Improving ASC KPIs: Days in AR and AR greater than 90
Written by Angela Mattioda, Vice President of Revenue Cycle Management Services, Surgical Notes
When ASCs effectively monitor and analyze key performance indicators (KPIs), they can positively influence revenue cycle performance by quickly identifying problems that harm staff productivity, revenue, and profits. Once spotted, ASCs can apply data-driven solutions to right the ship.
This third article in an ongoing series about improving ASC KPIs focuses on two related metrics: days in accounts receivable (AR) and AR greater than 90. Note: Access the previous article on specialty and payer volume trending.
Why you should monitor these KPIs
Tracking days in AR is an effective means of identifying revenue cycle issues. While this KPI is sometimes confused with "days to pay," the two figures are distinct and serve specific purposes in achieving and maintaining a healthy revenue cycle.
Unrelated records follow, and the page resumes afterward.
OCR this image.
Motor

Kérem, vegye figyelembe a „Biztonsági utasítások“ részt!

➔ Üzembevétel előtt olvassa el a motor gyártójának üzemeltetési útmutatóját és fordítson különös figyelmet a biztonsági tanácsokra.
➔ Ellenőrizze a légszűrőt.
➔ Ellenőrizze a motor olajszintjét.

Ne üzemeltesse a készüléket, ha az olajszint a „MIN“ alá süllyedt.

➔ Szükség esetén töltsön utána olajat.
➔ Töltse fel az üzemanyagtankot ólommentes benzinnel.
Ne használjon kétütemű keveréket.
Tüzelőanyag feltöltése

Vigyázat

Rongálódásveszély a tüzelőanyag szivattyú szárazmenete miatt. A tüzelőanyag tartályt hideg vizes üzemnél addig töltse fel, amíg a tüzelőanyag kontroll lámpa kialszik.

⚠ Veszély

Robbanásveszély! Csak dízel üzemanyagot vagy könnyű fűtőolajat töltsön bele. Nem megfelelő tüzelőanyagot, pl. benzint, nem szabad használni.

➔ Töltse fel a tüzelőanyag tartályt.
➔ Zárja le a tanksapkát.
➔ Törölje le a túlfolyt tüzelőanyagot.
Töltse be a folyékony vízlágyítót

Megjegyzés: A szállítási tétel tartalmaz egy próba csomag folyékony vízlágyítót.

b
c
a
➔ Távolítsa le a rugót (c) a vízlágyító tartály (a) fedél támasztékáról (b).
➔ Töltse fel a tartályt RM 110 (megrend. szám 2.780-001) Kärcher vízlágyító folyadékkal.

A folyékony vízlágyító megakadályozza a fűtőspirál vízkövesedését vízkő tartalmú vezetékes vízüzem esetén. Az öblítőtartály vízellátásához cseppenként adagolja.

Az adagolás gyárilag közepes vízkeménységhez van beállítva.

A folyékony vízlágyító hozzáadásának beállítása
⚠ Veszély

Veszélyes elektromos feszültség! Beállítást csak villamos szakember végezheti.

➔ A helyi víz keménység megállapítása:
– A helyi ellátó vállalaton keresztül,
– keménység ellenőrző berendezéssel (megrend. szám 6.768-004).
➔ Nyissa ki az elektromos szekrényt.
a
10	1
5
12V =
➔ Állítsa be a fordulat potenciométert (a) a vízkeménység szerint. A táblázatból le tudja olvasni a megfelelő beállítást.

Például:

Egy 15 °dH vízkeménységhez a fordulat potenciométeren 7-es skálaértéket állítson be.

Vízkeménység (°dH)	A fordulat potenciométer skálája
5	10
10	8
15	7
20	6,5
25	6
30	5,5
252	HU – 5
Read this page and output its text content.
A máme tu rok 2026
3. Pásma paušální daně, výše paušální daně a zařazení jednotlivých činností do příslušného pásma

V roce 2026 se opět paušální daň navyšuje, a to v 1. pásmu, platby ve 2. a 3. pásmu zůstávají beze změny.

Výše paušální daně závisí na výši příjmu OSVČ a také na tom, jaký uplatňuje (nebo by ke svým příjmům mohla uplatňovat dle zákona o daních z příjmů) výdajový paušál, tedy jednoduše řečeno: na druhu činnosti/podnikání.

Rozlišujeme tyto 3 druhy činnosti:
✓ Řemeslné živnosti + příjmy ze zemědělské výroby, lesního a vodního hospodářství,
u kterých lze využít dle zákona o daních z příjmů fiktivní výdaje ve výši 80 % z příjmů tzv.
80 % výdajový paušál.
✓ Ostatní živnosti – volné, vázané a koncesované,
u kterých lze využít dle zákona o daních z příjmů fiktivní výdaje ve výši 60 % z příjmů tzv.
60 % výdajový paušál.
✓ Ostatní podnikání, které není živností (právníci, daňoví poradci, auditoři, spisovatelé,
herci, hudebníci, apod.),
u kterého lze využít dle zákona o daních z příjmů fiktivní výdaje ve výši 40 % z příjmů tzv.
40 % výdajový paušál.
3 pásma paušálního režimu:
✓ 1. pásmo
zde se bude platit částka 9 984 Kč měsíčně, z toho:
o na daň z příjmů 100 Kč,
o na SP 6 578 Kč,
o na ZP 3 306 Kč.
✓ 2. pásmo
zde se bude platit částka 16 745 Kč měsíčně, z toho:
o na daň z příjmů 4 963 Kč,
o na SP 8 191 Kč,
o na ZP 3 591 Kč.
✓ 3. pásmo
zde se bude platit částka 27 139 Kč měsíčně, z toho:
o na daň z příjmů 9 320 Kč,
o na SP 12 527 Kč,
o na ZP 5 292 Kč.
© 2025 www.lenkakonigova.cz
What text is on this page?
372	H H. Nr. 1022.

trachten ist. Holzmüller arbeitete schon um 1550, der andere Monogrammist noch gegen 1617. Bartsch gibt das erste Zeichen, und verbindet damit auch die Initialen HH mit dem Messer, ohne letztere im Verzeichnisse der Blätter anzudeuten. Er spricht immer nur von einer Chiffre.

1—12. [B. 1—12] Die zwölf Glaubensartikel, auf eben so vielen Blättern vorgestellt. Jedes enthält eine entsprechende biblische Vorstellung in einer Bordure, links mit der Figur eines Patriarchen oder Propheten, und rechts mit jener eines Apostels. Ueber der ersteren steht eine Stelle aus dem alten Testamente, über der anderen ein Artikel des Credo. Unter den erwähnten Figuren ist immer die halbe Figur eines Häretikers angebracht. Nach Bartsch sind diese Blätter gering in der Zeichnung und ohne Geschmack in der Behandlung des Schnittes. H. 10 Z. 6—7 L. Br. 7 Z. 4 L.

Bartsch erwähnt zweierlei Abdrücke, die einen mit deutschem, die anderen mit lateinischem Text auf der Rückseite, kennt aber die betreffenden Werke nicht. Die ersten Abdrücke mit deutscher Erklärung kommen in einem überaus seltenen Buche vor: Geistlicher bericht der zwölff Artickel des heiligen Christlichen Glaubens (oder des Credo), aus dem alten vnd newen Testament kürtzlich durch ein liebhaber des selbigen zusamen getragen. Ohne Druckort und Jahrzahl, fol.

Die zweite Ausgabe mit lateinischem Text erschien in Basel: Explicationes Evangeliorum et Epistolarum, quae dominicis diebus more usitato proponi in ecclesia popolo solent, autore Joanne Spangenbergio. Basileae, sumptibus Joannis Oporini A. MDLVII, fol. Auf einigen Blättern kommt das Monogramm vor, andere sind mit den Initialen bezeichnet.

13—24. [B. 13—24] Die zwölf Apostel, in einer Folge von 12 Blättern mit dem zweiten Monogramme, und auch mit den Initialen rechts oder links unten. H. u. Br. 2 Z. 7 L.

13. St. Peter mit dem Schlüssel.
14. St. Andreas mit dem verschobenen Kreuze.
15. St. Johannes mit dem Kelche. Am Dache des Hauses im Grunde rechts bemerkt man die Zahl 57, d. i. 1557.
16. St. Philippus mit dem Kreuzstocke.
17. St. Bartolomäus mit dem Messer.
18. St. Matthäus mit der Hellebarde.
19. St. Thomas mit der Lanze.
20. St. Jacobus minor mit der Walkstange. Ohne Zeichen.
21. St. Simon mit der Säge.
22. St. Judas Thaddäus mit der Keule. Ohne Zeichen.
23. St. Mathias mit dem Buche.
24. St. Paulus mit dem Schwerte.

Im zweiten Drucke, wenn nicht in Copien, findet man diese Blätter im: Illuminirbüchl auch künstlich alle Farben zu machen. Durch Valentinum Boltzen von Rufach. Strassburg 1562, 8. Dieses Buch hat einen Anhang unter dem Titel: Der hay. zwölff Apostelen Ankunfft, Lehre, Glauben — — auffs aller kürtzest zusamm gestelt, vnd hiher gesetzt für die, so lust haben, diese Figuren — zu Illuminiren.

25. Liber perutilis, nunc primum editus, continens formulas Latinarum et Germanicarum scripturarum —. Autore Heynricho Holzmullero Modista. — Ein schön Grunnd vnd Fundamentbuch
Consider an ASC that only performs Medicare procedures. While days to pay and days in AR both monitor how quickly Medicare will pay for these procedures, days to pay is the indicator of how quickly the center receives the initial insurance payment. On the other hand, days in AR indicates how long it takes for the ASC to completely resolve the case from its AR. This includes patient billing and any secondary/tertiary billing.
Tracking AR greater than 90 days is also a powerful means of helping with early identification of problems. A value trending higher than usual may indicate payment delays and/or potential payer issues. A sudden increase with a specific financial class may also indicate a recoupment issue; higher volume of medical record requests, medical reviews, and denials; and other problems.